Dentro da casa estava um homem, muito jovem, provocando medo, gerando pavor, tentando se impor. Homem fraco, débil e apavorado. Ontem, desprezado; hoje, o centro das atenções de centenas, e, pelo televisor, talvez, milhares de milhares.
Quem está de fora pensa que ele não tem medo da dor, da polícia, da justiça, da cadeia e da morte. Na verdade ele finge não ter medo, porque, de fato, todos têm medo, e para isso ele provoca medo Aos outros.
Há um homem jovem lá, no fim da linha da mira; há outro homem jovem cá, do outro lado, no início da linha da mira. Um se benze de lá, o outro se benze de cá. O de lá tem muito medo do de cá. O de cá, mesmo protegido pela lei e pelo anonimato, mesmo em condições favoráveis sobre o outro, também tem medo do de lá. Ele tem dois medos, um medo diferente, como se o ameaçador homicida pudesse vê-lo seguindo a mira do seu fuzil, descobrindo onde ele estava; e um terrível medo de errar.
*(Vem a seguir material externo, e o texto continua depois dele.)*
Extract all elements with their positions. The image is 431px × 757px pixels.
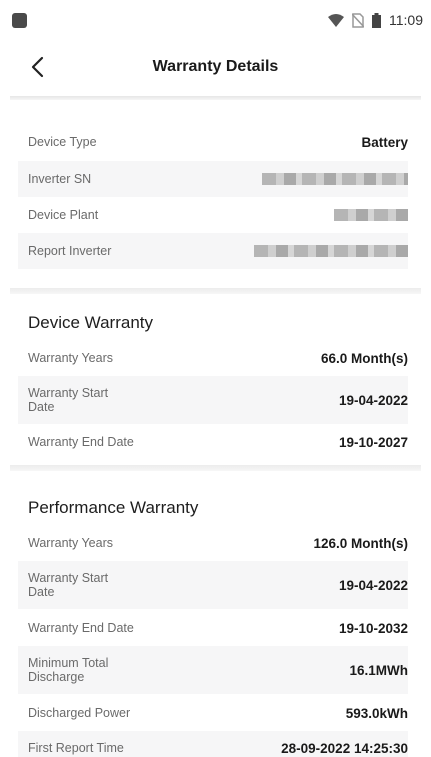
row-label: Discharged Power: [28, 706, 131, 720]
detail-row-warranty-years: Warranty Years 66.0 Month(s): [18, 340, 408, 376]
row-value: 19-04-2022: [338, 577, 408, 593]
redacted-value: [254, 245, 408, 257]
row-value: 28-09-2022 14:25:30: [281, 741, 408, 756]
row-value: 19-10-2027: [338, 434, 408, 450]
detail-row-report-inverter: Report Inverter: [18, 233, 408, 269]
row-label: Warranty End Date: [28, 621, 134, 635]
row-label: First Report Time: [28, 741, 124, 755]
row-label: Warranty Start Date: [28, 571, 109, 599]
row-value: Battery: [361, 134, 408, 150]
page-title: Warranty Details: [152, 58, 279, 75]
section-title: Performance Warranty: [28, 498, 199, 517]
row-value: 593.0kWh: [345, 705, 408, 721]
row-value: 19-04-2022: [338, 392, 408, 408]
row-label: Minimum Total Discharge: [28, 656, 109, 684]
row-value: 16.1MWh: [349, 662, 408, 678]
row-value: 126.0 Month(s): [313, 535, 408, 551]
detail-row-warranty-years: Warranty Years 126.0 Month(s): [18, 525, 408, 561]
detail-row-device-plant: Device Plant: [18, 197, 408, 233]
row-label: Warranty Start Date: [28, 386, 109, 414]
section-divider: [10, 465, 421, 471]
header-divider: [10, 96, 421, 100]
redacted-value: [262, 173, 408, 185]
detail-row-warranty-end-date: Warranty End Date 19-10-2032: [18, 610, 408, 646]
detail-row-minimum-total-discharge: Minimum Total Discharge 16.1MWh: [18, 646, 408, 694]
section-title: Device Warranty: [28, 313, 154, 332]
row-value: 19-10-2032: [338, 620, 408, 636]
detail-row-warranty-start-date: Warranty Start Date 19-04-2022: [18, 561, 408, 609]
row-value: 66.0 Month(s): [320, 350, 408, 366]
wifi-icon: [328, 13, 344, 27]
row-label: Inverter SN: [28, 172, 92, 186]
row-label: Warranty End Date: [28, 435, 134, 449]
battery-icon: [372, 12, 381, 28]
no-sim-icon: [352, 12, 364, 28]
row-label: Report Inverter: [28, 244, 112, 258]
app-notification-icon: [12, 13, 27, 28]
section-divider: [10, 288, 421, 294]
detail-row-warranty-start-date: Warranty Start Date 19-04-2022: [18, 376, 408, 424]
detail-row-discharged-power: Discharged Power 593.0kWh: [18, 695, 408, 731]
row-label: Device Type: [28, 135, 97, 149]
status-bar: 11:09: [0, 0, 431, 40]
redacted-value: [334, 209, 408, 221]
app-header: Warranty Details: [0, 44, 431, 90]
detail-row-device-type: Device Type Battery: [18, 124, 408, 160]
row-label: Device Plant: [28, 208, 99, 222]
status-time: 11:09: [389, 12, 423, 28]
row-label: Warranty Years: [28, 351, 113, 365]
detail-row-inverter-sn: Inverter SN: [18, 161, 408, 197]
row-label: Warranty Years: [28, 536, 113, 550]
status-icons: 11:09: [328, 12, 423, 28]
detail-row-first-report-time: First Report Time 28-09-2022 14:25:30: [18, 731, 408, 757]
detail-row-warranty-end-date: Warranty End Date 19-10-2027: [18, 424, 408, 460]
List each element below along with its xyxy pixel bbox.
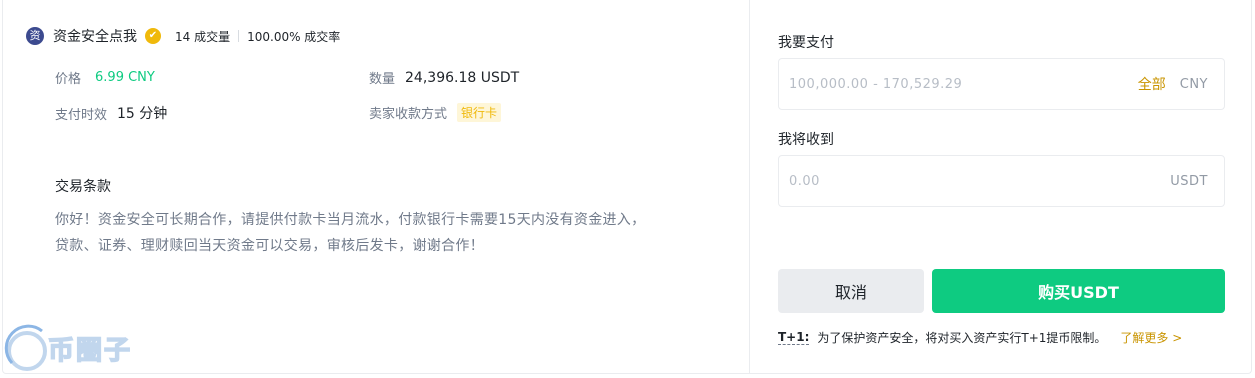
receive-amount-input[interactable]: 0.00 [789, 174, 1170, 189]
payment-time-label: 支付时效 [55, 107, 108, 123]
watermark: 币圈子 [0, 318, 160, 378]
receive-amount-field[interactable]: 0.00 USDT [778, 155, 1225, 207]
pay-amount-label: 我要支付 [778, 35, 834, 51]
payment-method-tag: 银行卡 [457, 103, 502, 122]
merchant-name[interactable]: 资金安全点我 [53, 26, 137, 46]
merchant-header: 资 资金安全点我 ✔ 14 成交量 100.00% 成交率 [26, 26, 340, 46]
buy-usdt-button[interactable]: 购买USDT [932, 269, 1225, 313]
pay-amount-input[interactable]: 100,000.00 - 170,529.29 [789, 77, 1138, 92]
payment-method-row: 卖家收款方式 银行卡 [369, 103, 502, 122]
payment-time-row: 支付时效 15 分钟 [55, 103, 167, 123]
price-value: 6.99 CNY [95, 70, 155, 85]
amount-row: 数量 24,396.18 USDT [369, 68, 520, 88]
price-label: 价格 [55, 72, 82, 87]
terms-text-line-1: 你好！资金安全可长期合作，请提供付款卡当月流水，付款银行卡需要15天内没有资金进… [55, 212, 646, 228]
pay-currency-unit: CNY [1179, 76, 1208, 92]
learn-more-link[interactable]: 了解更多 > [1120, 329, 1182, 346]
receive-amount-label: 我将收到 [778, 132, 834, 148]
amount-label: 数量 [369, 72, 396, 87]
verified-badge-icon: ✔ [145, 28, 161, 44]
withdraw-restriction-note: T+1: 为了保护资产安全，将对买入资产实行T+1提币限制。 了解更多 > [778, 329, 1182, 346]
stat-divider [238, 30, 240, 42]
payment-time-value: 15 分钟 [117, 106, 168, 122]
terms-text-line-2: 贷款、证券、理财赎回当天资金可以交易，审核后发卡，谢谢合作！ [55, 238, 484, 254]
watermark-text: 币圈子 [47, 335, 133, 367]
cancel-button[interactable]: 取消 [778, 269, 924, 313]
note-text: 为了保护资产安全，将对买入资产实行T+1提币限制。 [817, 331, 1107, 345]
payment-method-label: 卖家收款方式 [369, 107, 448, 122]
avatar[interactable]: 资 [26, 27, 44, 45]
receive-currency-unit: USDT [1170, 173, 1208, 189]
amount-value: 24,396.18 USDT [405, 69, 520, 86]
pay-all-button[interactable]: 全部 [1138, 74, 1166, 94]
price-row: 价格 6.99 CNY [55, 68, 155, 87]
trade-count: 14 成交量 [175, 29, 231, 44]
watermark-logo-icon [4, 324, 47, 371]
terms-title: 交易条款 [55, 179, 111, 195]
t1-tag[interactable]: T+1: [778, 330, 810, 345]
pay-amount-field[interactable]: 100,000.00 - 170,529.29 全部 CNY [778, 58, 1225, 110]
completion-rate: 100.00% 成交率 [247, 29, 341, 44]
panel-divider [749, 0, 750, 374]
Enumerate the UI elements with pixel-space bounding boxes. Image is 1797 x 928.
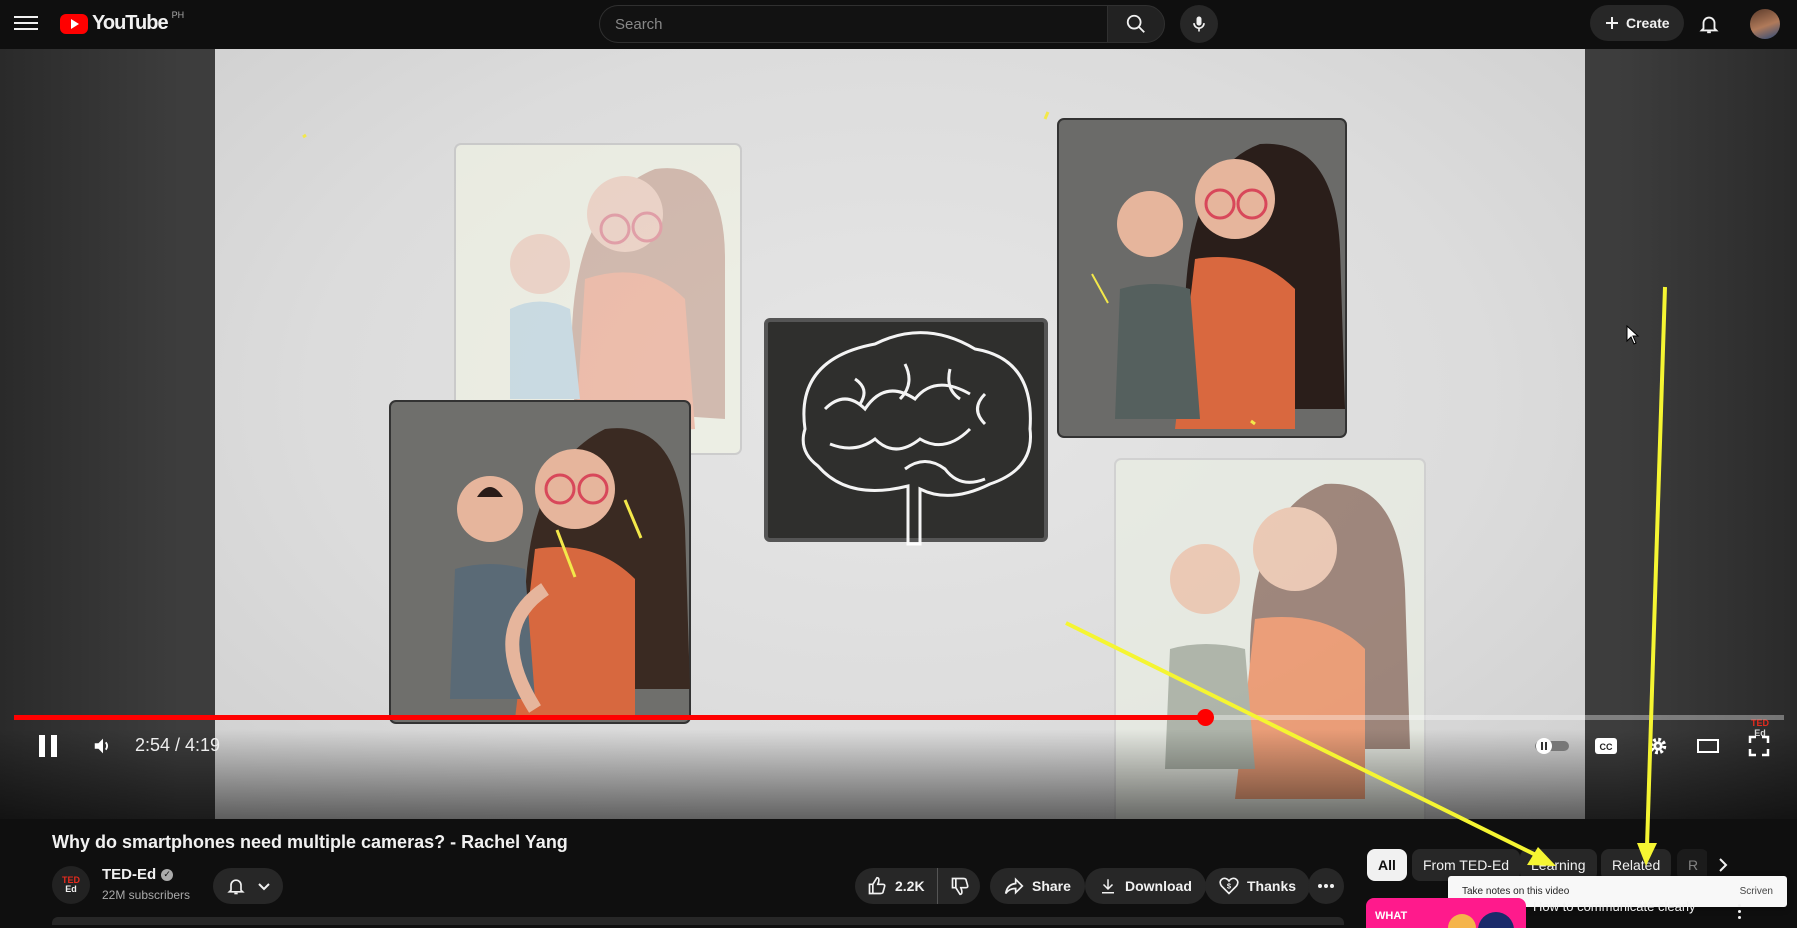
channel-avatar-bottom: Ed (65, 884, 77, 894)
thumbs-up-icon (868, 876, 886, 895)
mouse-cursor-icon (1626, 325, 1640, 345)
channel-name-link[interactable]: TED-Ed ✓ (102, 866, 174, 883)
thumbs-down-icon (951, 877, 969, 896)
chevron-down-icon (258, 883, 270, 891)
like-count: 2.2K (895, 878, 925, 894)
download-icon (1102, 879, 1114, 894)
video-player[interactable]: TED Ed (0, 49, 1797, 819)
dislike-button[interactable] (938, 868, 982, 904)
time-display: 2:54 / 4:19 (135, 735, 221, 755)
settings-button[interactable] (1643, 726, 1673, 766)
autoplay-toggle-icon (1535, 738, 1569, 754)
search-input[interactable] (599, 5, 1107, 43)
like-button[interactable]: 2.2K (855, 868, 938, 904)
country-code: PH (171, 9, 185, 20)
captions-button[interactable]: CC (1591, 726, 1621, 766)
pause-icon (39, 735, 57, 757)
heart-dollar-icon: $ (1219, 877, 1239, 895)
gear-icon (1649, 737, 1667, 755)
search-button[interactable] (1107, 5, 1165, 43)
microphone-icon (1193, 16, 1205, 32)
svg-text:$: $ (1227, 882, 1232, 891)
notifications-button[interactable] (1693, 8, 1725, 40)
channel-avatar[interactable]: TED Ed (52, 866, 90, 904)
fullscreen-icon (1748, 735, 1770, 757)
pause-button[interactable] (32, 726, 64, 766)
theater-mode-icon (1697, 739, 1719, 753)
plus-icon (1606, 17, 1618, 29)
download-label: Download (1125, 878, 1192, 894)
like-dislike-group: 2.2K (855, 868, 980, 904)
theater-mode-button[interactable] (1693, 726, 1723, 766)
video-title: Why do smartphones need multiple cameras… (52, 832, 568, 852)
volume-button[interactable] (88, 726, 118, 766)
youtube-logo[interactable]: YouTube PH (60, 9, 185, 35)
top-bar: YouTube PH Create (0, 0, 1797, 48)
fullscreen-button[interactable] (1744, 726, 1774, 766)
notes-toast-text: Take notes on this video (1462, 886, 1570, 897)
bell-icon (227, 879, 245, 895)
controls-gradient (0, 729, 1797, 819)
verified-check-icon: ✓ (161, 868, 174, 881)
volume-icon (94, 738, 109, 754)
voice-search-button[interactable] (1180, 5, 1218, 43)
video-illustration (302, 111, 1426, 819)
notes-toast-brand: Scriven (1739, 886, 1773, 897)
more-actions-button[interactable] (1308, 868, 1344, 904)
channel-name: TED-Ed (102, 866, 157, 883)
search-icon (1126, 14, 1145, 33)
thanks-button[interactable]: $ Thanks (1205, 868, 1311, 904)
menu-icon[interactable] (12, 12, 40, 36)
chevron-right-icon (1719, 858, 1728, 872)
share-icon (1004, 877, 1024, 895)
chip-all[interactable]: All (1367, 849, 1407, 881)
autoplay-toggle[interactable] (1532, 726, 1572, 766)
more-horizontal-icon (1318, 884, 1334, 888)
search-bar (599, 5, 1165, 43)
user-avatar[interactable] (1750, 9, 1780, 39)
video-frame[interactable] (215, 49, 1585, 819)
captions-icon: CC (1595, 738, 1617, 754)
bell-icon (1699, 16, 1719, 34)
download-button[interactable]: Download (1085, 868, 1206, 904)
progress-bar[interactable] (14, 709, 1784, 726)
subscriber-count: 22M subscribers (102, 888, 191, 902)
share-button[interactable]: Share (990, 868, 1085, 904)
more-vertical-icon[interactable] (1732, 898, 1746, 924)
create-button[interactable]: Create (1590, 5, 1684, 41)
create-label: Create (1626, 15, 1670, 31)
share-label: Share (1032, 878, 1071, 894)
youtube-play-icon (60, 13, 88, 34)
svg-text:CC: CC (1600, 742, 1613, 752)
logo-text: YouTube (92, 12, 169, 34)
chips-next-button[interactable] (1710, 852, 1736, 878)
thanks-label: Thanks (1247, 878, 1297, 894)
recommended-video-title[interactable]: How to communicate clearly (1533, 899, 1733, 914)
subscription-bell-button[interactable] (213, 868, 283, 904)
progress-played (14, 715, 1206, 720)
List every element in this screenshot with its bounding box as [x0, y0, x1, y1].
Este pior que aquele.
O de cá, oculto, parece escondido, parece temer. O de lá, homiziado, abrigado, resistindo, parece não temer. Ambos têm medo. Ambos matam para viver.
Saiu a ordem para abater o seqüestrador? É esta a hora inadiável? O suor frio corre em seu rosto. Um estampido ecoou. Um projétil solitário, certeiro e veloz. O que foi? Por que as pessoas se lamentam em vez de celebrarem o fim desse tenso episódio? O que aconteceu? O quê? A refém foi alvejada? Não, ele não poderia ter errado, certamente ele não errou. Não é possível, O projétil atravessou os dois? A roupa dela está suja de sangue, mas deve ser o sangue do meliante que esguichou por todos os lados.
“Ai, meu Deus, o que houve? Daqui a pouco eu vou saber o que aconteceu. O que será de mim?